I'll talk to Erik Mona. Can't promise anything -- this is a very long shot.

Maybe I can. I draw my maps by using a combination of Hexmapper (for the basic hexes layout) and MS Paint (for the details, such as roads, rivers, coastlines, and names).
I do not use really good Thorf's hexes (the list I use is available here: ;just substitute with this folder the "Hexes" folder of the Hexmapper), but I think it should be quite easy to convert them in .bmp files (that can be accepted as new terrain hexes by the Hexmapper). (etc...)

Thanks for all the info on mapping. This is all very interesting. I wish I'd had all that stuff available to me when I wrote the original episodes of the Princess Ark. I used to draw these maps directly on paper, with a separate layer for text. Somewhere in the process, I made copies of these maps and started taping them together into an ever-expanding patchwork. It looked pretty silly and cumbersome.

I must admit I enjoyed the exercise of converting bits of these featureless continental maps into small-scale hex maps for the adventures -- all the while wondering what manner of creatures might be living there. Usually, the first version of the map ended up being scrapped as a result of putting together the adventure. I remember my wife walking away, shaking her head and rolling her eyes when I told her I had to redraft the map... oh, somewhere around 3:30 am on deadline day. She just could not understand that part.

Q: Bruce, I admire your work with Mystara, especially the Savage Coast, where you created an entire sub-setting to go along with the Known World. I like how it had its own themes (e.g. the Red Curse and swashbuckling) but was neatly woven into the wider Mystara continuity. I also like how you stuck to the Known World model with tiny countries based on a kaleidoscope of real world cultures. Did you ever entertain thoughts about making another sub-setting on Mystara?

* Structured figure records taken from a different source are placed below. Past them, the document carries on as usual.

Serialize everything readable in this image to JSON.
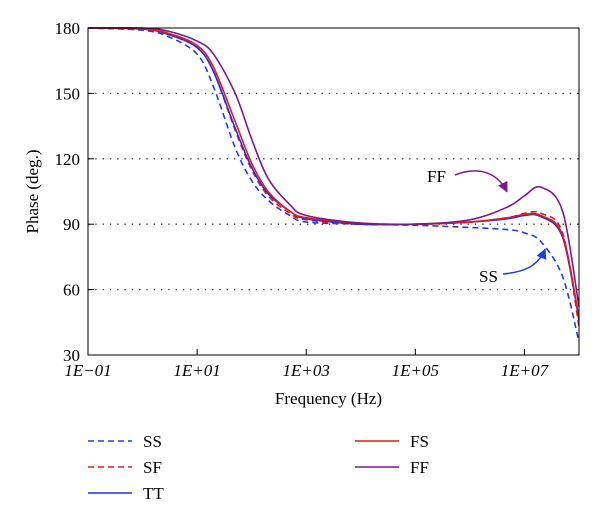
{
  "chart_data": {
    "type": "line",
    "title": "",
    "xlabel": "Frequency (Hz)",
    "ylabel": "Phase (deg.)",
    "x_scale": "log",
    "xlim": [
      0.1,
      100000000
    ],
    "ylim": [
      30,
      180
    ],
    "x_ticks": [
      {
        "value": 0.1,
        "label": "1E−01"
      },
      {
        "value": 10,
        "label": "1E+01"
      },
      {
        "value": 1000,
        "label": "1E+03"
      },
      {
        "value": 100000,
        "label": "1E+05"
      },
      {
        "value": 10000000,
        "label": "1E+07"
      }
    ],
    "y_ticks": [
      {
        "value": 30,
        "label": "30"
      },
      {
        "value": 60,
        "label": "60"
      },
      {
        "value": 90,
        "label": "90"
      },
      {
        "value": 120,
        "label": "120"
      },
      {
        "value": 150,
        "label": "150"
      },
      {
        "value": 180,
        "label": "180"
      }
    ],
    "grid": "horizontal dotted",
    "legend_position": "bottom",
    "series": [
      {
        "name": "SS",
        "color": "#1f3fd9",
        "dash": "dashed",
        "x": [
          0.1,
          1,
          3,
          10,
          20,
          50,
          100,
          200,
          500,
          1000,
          10000,
          100000,
          1000000,
          5000000,
          10000000,
          20000000,
          50000000,
          100000000
        ],
        "y": [
          180,
          179,
          176,
          168,
          153,
          125,
          110,
          101,
          94,
          91,
          90,
          89.5,
          88.5,
          87.5,
          86,
          82,
          66,
          36
        ]
      },
      {
        "name": "SF",
        "color": "#e0201a",
        "dash": "dashed",
        "x": [
          0.1,
          1,
          3,
          10,
          20,
          50,
          100,
          200,
          500,
          1000,
          10000,
          100000,
          1000000,
          5000000,
          10000000,
          20000000,
          50000000,
          100000000
        ],
        "y": [
          180,
          179.5,
          177,
          171,
          160,
          133,
          115,
          103,
          95,
          92,
          90,
          90,
          91,
          93,
          95,
          95,
          86,
          43
        ]
      },
      {
        "name": "TT",
        "color": "#1f2fe0",
        "dash": "solid",
        "x": [
          0.1,
          1,
          3,
          10,
          20,
          50,
          100,
          200,
          500,
          1000,
          10000,
          100000,
          1000000,
          5000000,
          10000000,
          20000000,
          50000000,
          100000000
        ],
        "y": [
          180,
          179.5,
          177,
          171,
          160,
          134,
          116,
          104,
          96,
          92.5,
          90,
          90,
          91,
          92.5,
          94,
          93.5,
          84,
          46
        ]
      },
      {
        "name": "FS",
        "color": "#e41a1a",
        "dash": "solid",
        "x": [
          0.1,
          1,
          3,
          10,
          20,
          50,
          100,
          200,
          500,
          1000,
          10000,
          100000,
          1000000,
          5000000,
          10000000,
          20000000,
          50000000,
          100000000
        ],
        "y": [
          180,
          179.5,
          177.5,
          172,
          162,
          137,
          118,
          105,
          96,
          93,
          90.5,
          90,
          91,
          93,
          94.5,
          94,
          85,
          47
        ]
      },
      {
        "name": "FF",
        "color": "#7b1a8a",
        "dash": "solid",
        "x": [
          0.1,
          1,
          3,
          10,
          20,
          50,
          100,
          200,
          500,
          1000,
          10000,
          100000,
          1000000,
          5000000,
          10000000,
          20000000,
          50000000,
          100000000
        ],
        "y": [
          180,
          180,
          178.5,
          174,
          168,
          150,
          129,
          111,
          99,
          94,
          90.5,
          90,
          92,
          98,
          103,
          107,
          96,
          52
        ]
      }
    ],
    "annotations": [
      {
        "text": "FF",
        "color": "#7b1a8a",
        "points_to_x": 5000000,
        "points_to_y": 104
      },
      {
        "text": "SS",
        "color": "#1f3fd9",
        "points_to_x": 25000000,
        "points_to_y": 79
      }
    ]
  }
}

A: Not within the scope of the Princess Ark. By the time the PA series ended, the Mystara line had gone over to a different design group focused on the AD&D game. The passion just wasn't there. It pretty much ended any long term planning for this product line. By then TSR's finances also were at their worst which didn't help. If the PA series had continued, either Northwestern Davania would have become the next area of focus, or inland areas north of the Savage Coast.